Davanti a lei, la nera e tanto discussa Villa Senza Tempo dominava lo scenario.

Fece un respiro profondo per trovare il coraggio di spingere il portone. Un brivido l'attraversò, mentre superava le mutilate statue di pietra del giardino. Aumentò il passo, ritrovandosi in un lampo davanti alla pesante porta di legno. Bussò due volte con il battente e attese in preda all'ansia. Si sentivano voci di ogni tipo su quella dimora: alcuni sostenevano fosse infestata, altri che il demonio stesso l'avesse costruita. La famiglia che l'abitava, poi, era stata spesso al centro di pettegolezzi fantasiosi, che li vedeva un giorno praticare riti satanici e magia nera e l'altro a condurre blasfemi esperimenti. Non doveva sorprendere che l'unico superstite dell'illustre e maledetta casata godesse della discutibile fama data dalla paura e dal mistero...

Il rumore della serratura la ridestò dai suoi pensieri e, per un attimo, trasalì alla vista dell'occhio di vetro del domestico.

«Desidera?»

Irene deglutì per ritrovare la voce, dopo quell'inaspettata apparizione.

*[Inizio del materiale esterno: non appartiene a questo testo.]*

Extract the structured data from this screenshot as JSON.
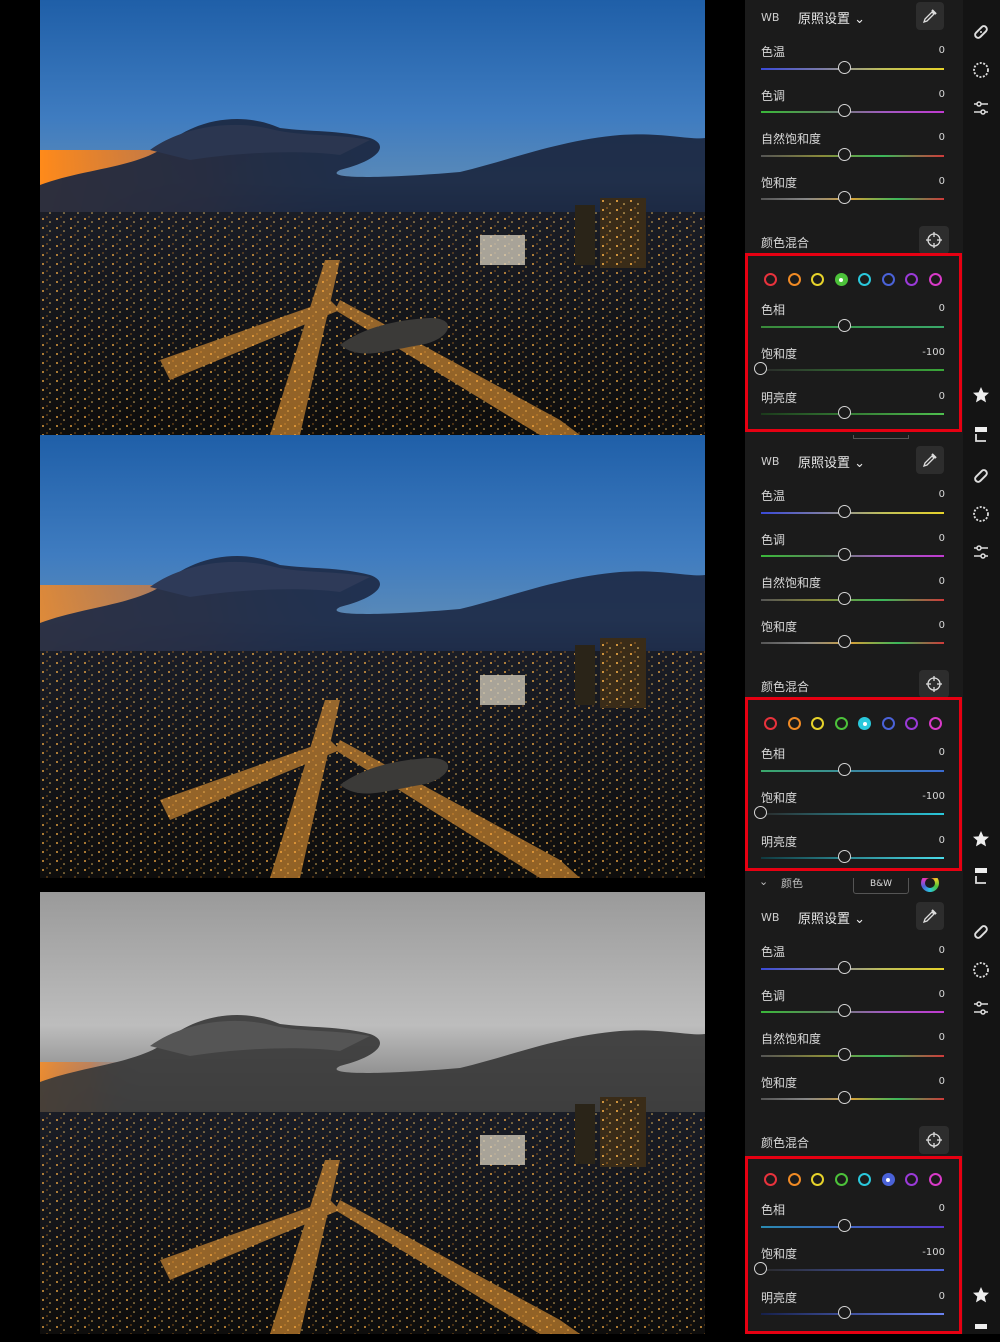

«Ecco ... Buongiorno. Sono qui per il lavoro di ...»

«Si accomodi.»

Irene lo scrutò perplessa, finendo per seguirlo all'interno. Notò subito la stranezza del sovrannumero di specchi ed orologi appesi alle pareti e, mentre contemplava il suo riflesso da diverse angolazioni, il suo disagio crebbe. Si strinse nelle spalle, cercando conforto nel suo stesso tocco e si sforzò di non pensare troppo alle dicerie.

«Aspetti qui.»

Il domestico scomparve, lasciandola ad attendere ai piedi dell'ampia scalinata che dava al piano di sopra. Iniziò a lisciare nervosamente le pieghe dell'abito. Presto lo avrebbe incontrato; avrebbe potuto scambiare qualche parola con Mida Maxia, Il tramutatore d'acqua in oro.
E se non l'avesse ritenuta sufficientemente qualificata?
Serrò le labbra, mentre il volto le s'incupiva. Chiuse i pugni attorno al manico della valigia e strinse, finché le nocche non le divennero bianche.

D'un tratto ebbe un sussulto, costringendosi a guardare cosa si stesse strofinando con tanto vigore contro le sue caviglie. Fu allora che incrociò lo sguardo di un gatto nero, restando sorpresa dal meraviglioso azzurro dei suoi occhi.

«Sembra che a Zaffiro voi piacciate, signorina... ?»

Una voce penetrante la raggiunse, ammutolendola. Irene scattò dritta, cercando di tenere a bada i battiti del suo cuore. Dinanzi a lei un giovane uomo la fissava dalle scale con i suoi intensi occhi neri. La pelle diafana, i capelli scuri e ribelli e la camicia completamente abbottonata, lo rendevano in tutto e per tutto un'apparizione spettrale. Si aggiustò i guanti immacolati, portò le mani dietro la schiena e avanzò verso di lei.

«Mi chiamo Irene Rocca e sono qui per il posto di assistente del mago, Signore.»